My attention has been drawn to the continued suffering of elderly people in the country.
Reports indicate that most of our senior citizens, especially the majority living in rural areas, are living in abject and absolute poverty.
They sleep in shacks that leak, often on empty stomachs while covering their hard and time-honoured bodies in rags.
To survive, most turn to begging and, of course, complete reliance on handouts from the younger generation if not strangers.
Their painful situation is exacerbated by the fact that existing traditional systems of care and support for the elderly in Malawi are increasingly breaking down as the extended family system is collapsing.
They are on their own; rejected, abandoned and accused of witchcraft. If they are not killed, they die like stray dogs, wrapped in mats and buried in unmarked graves.
Is this the kind of treatment we should continue to accord our senior citizens?
I am saying no.
President Lazarus Chakwera and Vice-President Saulos Chilima won on a ticket of ensuring that we create a better Malawian that benefits all.
They prefer calling it ‘Malawi wokomera tonse’.
We are certain that even the elderly are part of this new Malawi.
However, the situation on the ground is troubling for our elderly.
That is why I support submissions by Malawi Network for the Elderly People (Manepo) who propose an urgent need for the Chakwera administration to implement a universal pension for all elderly people in Malawi.
A universal pension is just an example of social protection schemes aimed at protecting the most vulnerable in our society, especially those who are either too old to work or sickly and frail.
In Malawi, some of the poorest of the poor have been beneficiaries of social protection schemes, including social cash transfers and farm input subsidies.
However, these schemes are generic. As such, not much trickles to the elderly.
In 2016, a government study showed that three-quarters of the elderly do not benefit from these schemes.
That is why a special scheme, entirely targeting the elderly is a matter of urgency if, as a nation, we care to protect our senior citizens to live their life in dignity.
You see, there are only about one million old people in Malawi.
However, only five percent are on pension and studies show that they live a better life.
This means that if government can implement a universal, non-contributory pension scheme, the lives of our senior citizens will begin to improve.
The good thing is that government has already done studies on this and the conclusion has been that social pensions represent an important component of an institutional foundation for old-age social protection.
The Tonse Alliance government just needs to take it up from there.
There is a good reason not just for the elderly, but for the entire society as regards why we should have a universal pension scheme for the elderly.
A universal pension would also create multipliers within the households and the wider community.

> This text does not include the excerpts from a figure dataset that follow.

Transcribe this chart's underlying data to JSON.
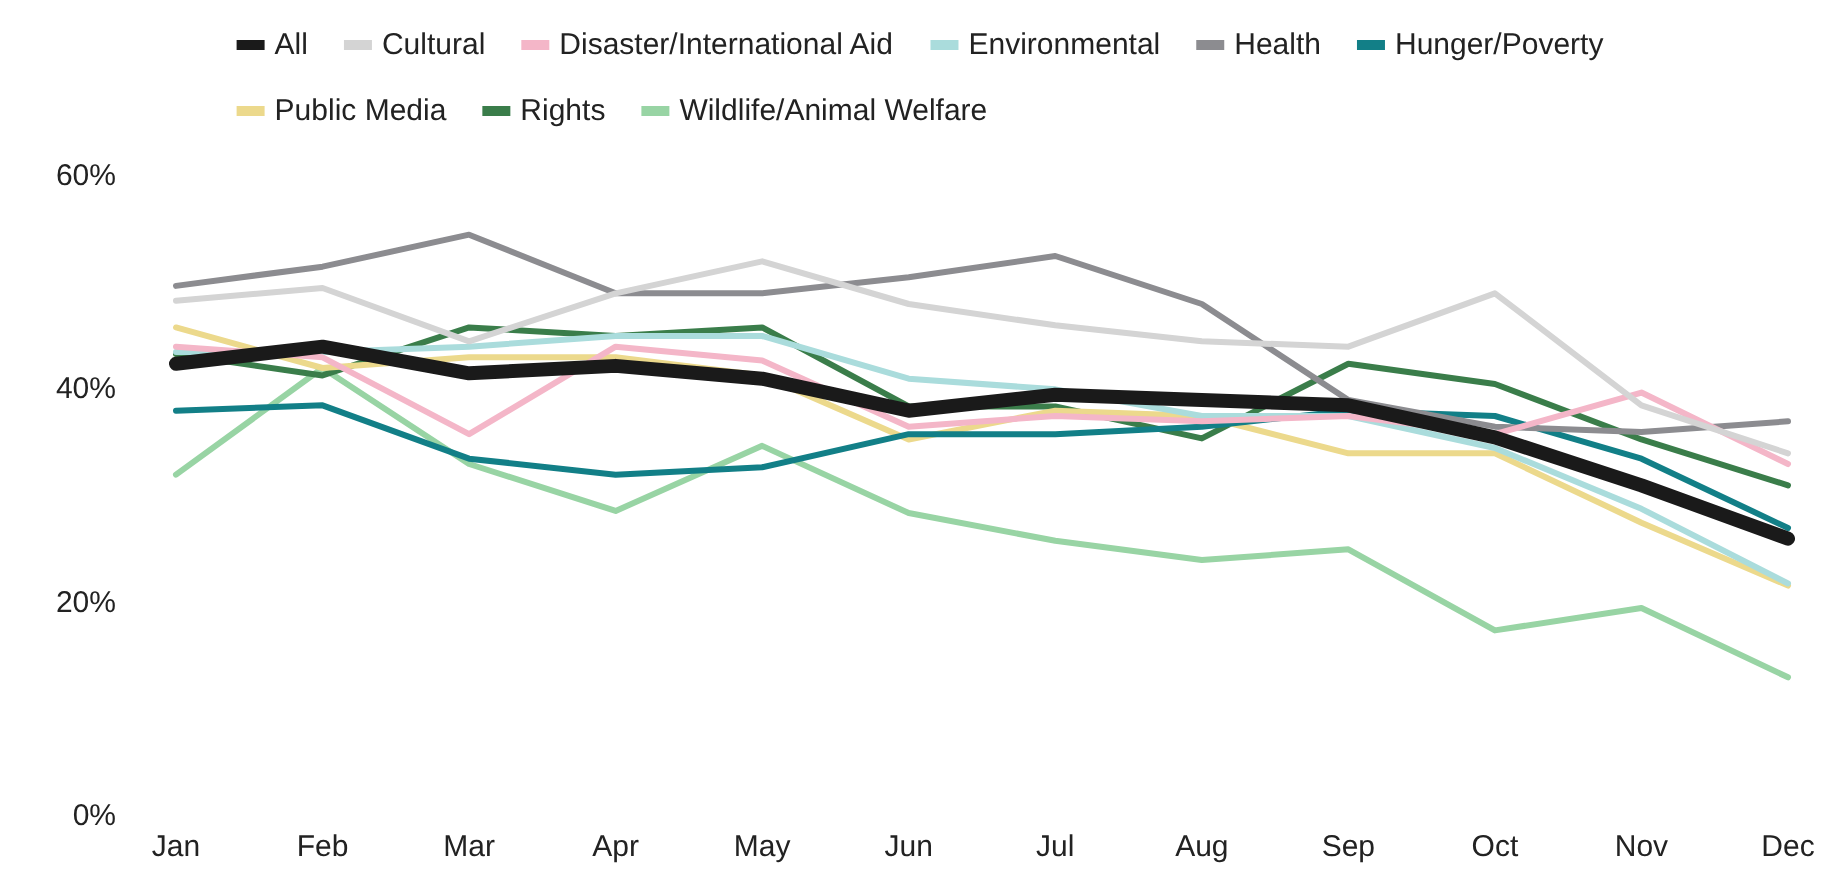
{
  "chart_data": {
    "type": "line",
    "categories": [
      "Jan",
      "Feb",
      "Mar",
      "Apr",
      "May",
      "Jun",
      "Jul",
      "Aug",
      "Sep",
      "Oct",
      "Nov",
      "Dec"
    ],
    "ylim": [
      0,
      60
    ],
    "yticks": [
      {
        "value": 0,
        "label": "0%"
      },
      {
        "value": 20,
        "label": "20%"
      },
      {
        "value": 40,
        "label": "40%"
      },
      {
        "value": 60,
        "label": "60%"
      }
    ],
    "grid": false,
    "legend": "top",
    "marker": "none",
    "line_style": "solid",
    "series": [
      {
        "name": "All",
        "color": "#1a1a1a",
        "values": [
          42.4,
          44,
          41.5,
          42.2,
          41,
          38,
          39.5,
          39,
          38.5,
          35.5,
          31,
          26
        ]
      },
      {
        "name": "Cultural",
        "color": "#d4d4d4",
        "values": [
          48.3,
          49.5,
          44.5,
          49,
          52,
          48,
          46,
          44.5,
          44,
          49,
          38.5,
          34
        ]
      },
      {
        "name": "Disaster/International Aid",
        "color": "#f4b6c8",
        "values": [
          44,
          43,
          35.8,
          44,
          42.7,
          36.5,
          37.5,
          37,
          37.5,
          35.8,
          39.7,
          33
        ]
      },
      {
        "name": "Environmental",
        "color": "#aadcdc",
        "values": [
          43.5,
          43.5,
          44,
          45,
          45,
          41,
          40,
          37.5,
          37.5,
          34.5,
          28.8,
          21.8
        ]
      },
      {
        "name": "Health",
        "color": "#8c8c90",
        "values": [
          49.7,
          51.5,
          54.5,
          49,
          49,
          50.5,
          52.5,
          48,
          39,
          36.5,
          36,
          37
        ]
      },
      {
        "name": "Hunger/Poverty",
        "color": "#127f87",
        "values": [
          38,
          38.5,
          33.5,
          32,
          32.7,
          35.8,
          35.8,
          36.5,
          38,
          37.5,
          33.5,
          27
        ]
      },
      {
        "name": "Public Media",
        "color": "#ecd98c",
        "values": [
          45.8,
          42,
          43,
          43,
          41.3,
          35.3,
          38,
          37.5,
          34,
          34,
          27.5,
          21.6
        ]
      },
      {
        "name": "Rights",
        "color": "#3a7d4a",
        "values": [
          43.3,
          41.3,
          45.8,
          45,
          45.8,
          38.4,
          38.4,
          35.4,
          42.4,
          40.5,
          35.3,
          31
        ]
      },
      {
        "name": "Wildlife/Animal Welfare",
        "color": "#98d4a4",
        "values": [
          32,
          42,
          33,
          28.6,
          34.7,
          28.4,
          25.8,
          24,
          25,
          17.4,
          19.5,
          13
        ]
      }
    ]
  }
}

There is empirical evidence of how pensions can reduce child poverty and rates of child labour —and boost school enrolment.
The extra cash being pumped into rural communities would also catalyse efforts towards agricultural development.
Further, a scheme of this nature would provide a long-term tool to systematically share the proceeds of growth among society as a whole, and thus contain levels of inequality.
This is why I feel time has come for Chakwera to live to his ideal of an inclusive government that takes care of all, including the elderly.
Malawi needs a universal pension scheme for our senior citizens.